Di luar hiruk-pikuk persoalan sampah yang menyedot energi publik, ada satu ruang kerja yang dijalankan Farhan nyaris tanpa suara yaitu mitigasi bencana. Bandung berdiri di atas patahan aktif, sebuah kenyataan geografis yang jarang diperbincangkan kecuali ketika gempa mengguncang kota. Menyadari risiko itu, Farhan mulai menggerakkan latihan simulasi gempa di sekolah dan fasilitas publik, memperkuat sistem peringatan dini, serta mengarahkan warga untuk memahami prosedur keselamatan yang sering kali hanya menjadi wacana di buku pedoman.
Dalam politik lokal, yang sering dihargai adalah sesuatu yang dapat difoto, dipublikasi, dan segera terlihat manfaatnya. Mitigasi bencana tidak menawarkan kemewahan itu. Ia menuntut kesabaran, disiplin kolektif, dan kemampuan memikirkan risiko yang tidak selalu kasat mata. Farhan mengambil pilihan yang tidak populer, tetapi pilihan yang justru menyentuh inti kerentanan Bandung sebagai kota di daerah cincin api.

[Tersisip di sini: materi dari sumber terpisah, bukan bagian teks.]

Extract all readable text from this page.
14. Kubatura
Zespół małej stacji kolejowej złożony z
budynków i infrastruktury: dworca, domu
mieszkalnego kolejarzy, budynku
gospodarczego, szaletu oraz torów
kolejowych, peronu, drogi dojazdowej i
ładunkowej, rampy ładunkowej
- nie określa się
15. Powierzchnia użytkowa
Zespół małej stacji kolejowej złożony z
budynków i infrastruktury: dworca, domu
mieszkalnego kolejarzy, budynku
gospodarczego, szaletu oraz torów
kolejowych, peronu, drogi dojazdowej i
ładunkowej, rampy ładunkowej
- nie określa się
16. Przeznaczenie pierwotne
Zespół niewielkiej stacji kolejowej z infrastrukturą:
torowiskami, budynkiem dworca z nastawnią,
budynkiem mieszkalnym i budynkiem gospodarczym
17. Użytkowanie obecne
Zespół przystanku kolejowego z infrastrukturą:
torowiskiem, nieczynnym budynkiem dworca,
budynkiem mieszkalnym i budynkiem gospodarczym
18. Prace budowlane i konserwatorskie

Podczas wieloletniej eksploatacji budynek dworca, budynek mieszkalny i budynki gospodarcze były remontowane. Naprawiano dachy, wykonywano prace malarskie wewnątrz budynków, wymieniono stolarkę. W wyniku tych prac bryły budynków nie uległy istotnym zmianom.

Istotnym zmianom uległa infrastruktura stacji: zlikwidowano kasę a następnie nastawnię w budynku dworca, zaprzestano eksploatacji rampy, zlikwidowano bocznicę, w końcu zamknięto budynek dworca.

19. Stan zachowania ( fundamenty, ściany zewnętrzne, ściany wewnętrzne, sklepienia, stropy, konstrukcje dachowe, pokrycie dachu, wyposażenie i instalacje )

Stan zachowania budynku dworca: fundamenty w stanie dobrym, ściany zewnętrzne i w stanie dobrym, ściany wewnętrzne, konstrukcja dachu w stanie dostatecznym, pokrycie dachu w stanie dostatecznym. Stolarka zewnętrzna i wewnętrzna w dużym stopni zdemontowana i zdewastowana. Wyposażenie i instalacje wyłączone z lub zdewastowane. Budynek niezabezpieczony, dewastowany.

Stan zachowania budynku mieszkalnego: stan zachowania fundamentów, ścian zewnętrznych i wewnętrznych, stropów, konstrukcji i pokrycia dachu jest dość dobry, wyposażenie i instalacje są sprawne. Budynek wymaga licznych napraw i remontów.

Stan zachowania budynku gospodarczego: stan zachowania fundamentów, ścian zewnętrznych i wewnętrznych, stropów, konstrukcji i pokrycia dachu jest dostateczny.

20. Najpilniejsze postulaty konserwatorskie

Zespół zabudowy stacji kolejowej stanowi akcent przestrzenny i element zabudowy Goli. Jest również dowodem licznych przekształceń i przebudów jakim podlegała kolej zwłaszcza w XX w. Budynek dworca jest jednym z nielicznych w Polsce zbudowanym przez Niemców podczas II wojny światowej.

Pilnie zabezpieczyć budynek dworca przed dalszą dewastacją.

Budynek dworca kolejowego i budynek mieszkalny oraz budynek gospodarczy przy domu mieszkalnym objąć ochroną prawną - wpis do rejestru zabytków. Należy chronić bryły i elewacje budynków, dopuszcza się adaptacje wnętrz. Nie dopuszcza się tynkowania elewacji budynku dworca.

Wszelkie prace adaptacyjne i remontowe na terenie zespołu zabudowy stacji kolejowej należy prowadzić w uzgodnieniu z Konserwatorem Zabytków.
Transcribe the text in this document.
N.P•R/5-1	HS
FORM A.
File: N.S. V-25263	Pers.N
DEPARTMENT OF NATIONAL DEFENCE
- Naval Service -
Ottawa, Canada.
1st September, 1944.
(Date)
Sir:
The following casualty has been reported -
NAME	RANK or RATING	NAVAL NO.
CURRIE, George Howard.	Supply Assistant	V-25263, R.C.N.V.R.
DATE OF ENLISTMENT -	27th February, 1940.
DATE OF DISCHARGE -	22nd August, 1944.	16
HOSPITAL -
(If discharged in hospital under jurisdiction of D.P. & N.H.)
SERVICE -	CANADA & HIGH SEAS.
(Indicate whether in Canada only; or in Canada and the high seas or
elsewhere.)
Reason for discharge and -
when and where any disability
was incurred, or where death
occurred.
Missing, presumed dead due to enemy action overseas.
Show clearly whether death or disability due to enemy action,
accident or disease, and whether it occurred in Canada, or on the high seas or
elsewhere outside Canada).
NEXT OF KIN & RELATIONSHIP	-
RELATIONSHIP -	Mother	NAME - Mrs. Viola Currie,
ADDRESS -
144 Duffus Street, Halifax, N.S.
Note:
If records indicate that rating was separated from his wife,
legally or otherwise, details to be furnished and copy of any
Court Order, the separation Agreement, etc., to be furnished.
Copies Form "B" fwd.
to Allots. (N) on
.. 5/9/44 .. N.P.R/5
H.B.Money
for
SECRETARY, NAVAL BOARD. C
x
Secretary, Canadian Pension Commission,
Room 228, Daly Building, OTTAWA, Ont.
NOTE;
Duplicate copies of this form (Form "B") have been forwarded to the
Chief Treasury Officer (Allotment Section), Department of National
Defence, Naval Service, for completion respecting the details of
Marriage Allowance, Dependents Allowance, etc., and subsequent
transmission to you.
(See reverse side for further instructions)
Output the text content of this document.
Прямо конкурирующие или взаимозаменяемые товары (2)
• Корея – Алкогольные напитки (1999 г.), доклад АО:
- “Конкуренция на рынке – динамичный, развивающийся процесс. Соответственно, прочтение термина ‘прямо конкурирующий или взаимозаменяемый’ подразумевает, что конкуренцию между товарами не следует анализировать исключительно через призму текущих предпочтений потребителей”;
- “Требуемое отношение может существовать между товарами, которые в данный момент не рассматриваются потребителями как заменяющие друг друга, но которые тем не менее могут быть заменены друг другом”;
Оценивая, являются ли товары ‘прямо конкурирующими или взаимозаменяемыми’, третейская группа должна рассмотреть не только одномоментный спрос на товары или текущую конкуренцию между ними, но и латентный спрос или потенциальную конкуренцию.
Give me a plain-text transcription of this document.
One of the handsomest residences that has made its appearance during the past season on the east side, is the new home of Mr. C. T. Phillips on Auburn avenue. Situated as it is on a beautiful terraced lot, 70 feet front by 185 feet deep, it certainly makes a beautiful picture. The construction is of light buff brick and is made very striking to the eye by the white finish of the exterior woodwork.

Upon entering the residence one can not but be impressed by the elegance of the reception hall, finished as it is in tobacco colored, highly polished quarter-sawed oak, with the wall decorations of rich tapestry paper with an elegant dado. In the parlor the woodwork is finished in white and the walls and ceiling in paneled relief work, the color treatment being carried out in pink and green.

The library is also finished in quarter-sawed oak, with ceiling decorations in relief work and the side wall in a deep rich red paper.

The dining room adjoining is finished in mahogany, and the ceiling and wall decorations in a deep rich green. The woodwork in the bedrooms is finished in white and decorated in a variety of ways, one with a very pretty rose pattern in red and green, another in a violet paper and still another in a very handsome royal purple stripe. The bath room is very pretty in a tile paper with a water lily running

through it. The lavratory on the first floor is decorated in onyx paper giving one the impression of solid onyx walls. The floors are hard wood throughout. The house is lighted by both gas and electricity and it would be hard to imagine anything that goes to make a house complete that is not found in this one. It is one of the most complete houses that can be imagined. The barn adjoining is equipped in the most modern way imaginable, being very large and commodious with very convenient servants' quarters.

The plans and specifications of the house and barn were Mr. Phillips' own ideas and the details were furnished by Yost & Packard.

Kadang, pekerjaan paling penting adalah pekerjaan yang tidak terlihat. Kesiapsiagaan bencana mungkin tidak memoles citra pemimpin, tetapi ia dapat menyelamatkan ribuan nyawa ketika patahan di bawah kota kembali bergerak. Dalam kesunyian inilah Farhan bekerja di wilayah yang jarang mendapat pujian, tetapi justru menentukan apakah kota ini akan siap menghadapi yang tak terduga.
Bayang-Bayang Integritas
Tahun 2025 membawa ujian yang jauh lebih berat daripada persoalan teknis kota: dugaan korupsi yang menyeret beberapa unsur di lingkungan pemerintahan Bandung. Meskipun Farhan memilih sikap yang tepat dengan menghormati seluruh proses hukum, aroma skandal yang menyelinap ke ruang publik telanjur menggores citra pemerintahannya. Di era ketika kepercayaan warga begitu rapuh dan kecurigaan mudah menyebar, satu kasus saja cukup untuk menenggelamkan daftar capaian yang susah payah dibangun sepanjang tahun.
Pada titik inilah karakter kepemimpinan benar-benar diuji. Transparansi bukan lagi strategi komunikasi, melainkan syarat dasar untuk bertahan. Publik menginginkan penjelasan yang gamblang, langkah korektif yang konkret, dan jaminan bahwa persoalan ini tidak ditutup-tutupi. Tekanan ini bukan sesuatu yang bisa diatasi dengan retorika; ia menuntut perubahan nyata dalam tata kelola, pengawasan internal, dan cara pemimpin merespons krisis kepercayaan.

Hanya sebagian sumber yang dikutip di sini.